Down Exhibition Road and I arrived at the Science Museum for the fair, held in the temporary exhibition space on the 1st floor. I’m glad I didn’t have to pay the £15 entry fee due to my free ticket. It would gall me to have to pay to enter what is in effect just a big shop. There was a good selection though, and I was particularly taken with the maritime pieces. It was also good to finally see Matt’s work up close – I was intrigued as to how he can get such control and precision with watercolour in his paintings. They were a bit outside my budget, though, to bring one home, and I don’t think Mrs Hillplodder is especially taken with them either. The piece that really caught my eye though probably cost about a fiver to do in terms of materials. It was simply a charcoal drawing of a tree on paper. But it was huge and had intricate detail. If I’d had £3,500 spare I’d have been tempted.
Not all of the works, as you would expect in a fair with so varied a selection, took my fancy. I found several instances of paintings priced up at over £500, that weren’t really that far away from what I’m capable of. If nothing else, it gave me some increased confidence that I might be able to sell a picture of two myself.
Outside, and the Museum was crowded so I decided to simply leave and continue with the walk. The next target was Darwin at the Natural History Museum. I looked around for him in vain outside and then realised he was inside. So I endured a queue and bag search simply to walk in and up the main stairs to take his picture and then leave. Of course, I could have simply taken a tenner out of my wallet and used that instead.

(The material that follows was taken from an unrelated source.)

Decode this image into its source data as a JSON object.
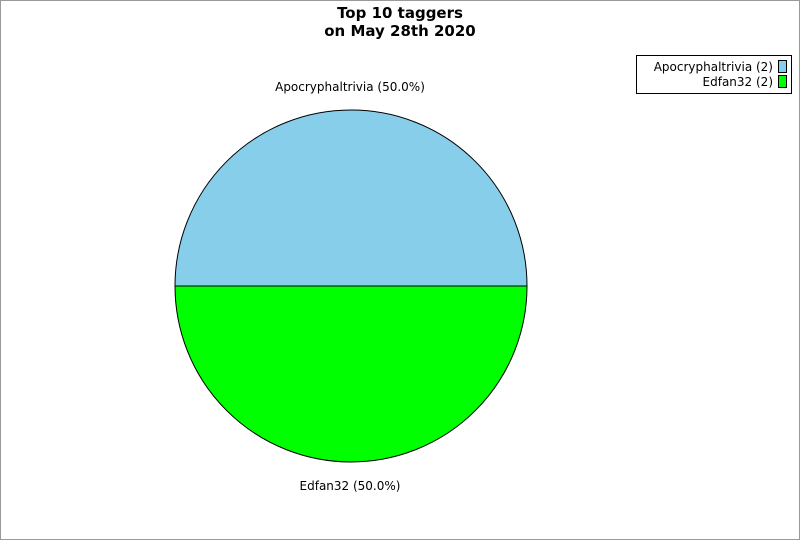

I did also say hi to Dippy, whose days are numbered it appears. For me, he IS the Natural History Museum.
Sloane Square was next on my list as there I would find Sir Hans Sloane, a physician and friend of Newton. The museum I’d just nipped into was founded on his work, but really his real claim to fame is the invention of milk drinking chocolate.
Now I headed for Piccadilly, but spotted Felix Mendelsohn’s blue plaque on the way, realising that I hadn’t even considered the possibility of building them into these walks. Now I think I will, where convenient, but keeping the focus on the statues.
Reaching Piccadilly, this time I was around the back of the RA building where the scientists hang out. Multiple statues adorning the back wall of the Academy – here I saw Leibnitz, Linnaeus, Galileo and various others.
My final target lay on the Embankment at the Institute of Electrical Engineers. But when I got there, I found not Faraday, but a building site. He’d clearly been taken into protective custody for the time being. This was disappointing, after such a good run. Across the road though, was a statue of Isambard Kingdom Brunel, which I took as a consolation prize. OK, he’s an engineer (and hence the subject of a future statues walk), but he did at least apply science.
Round the corner to Temple tube station and the walk was done.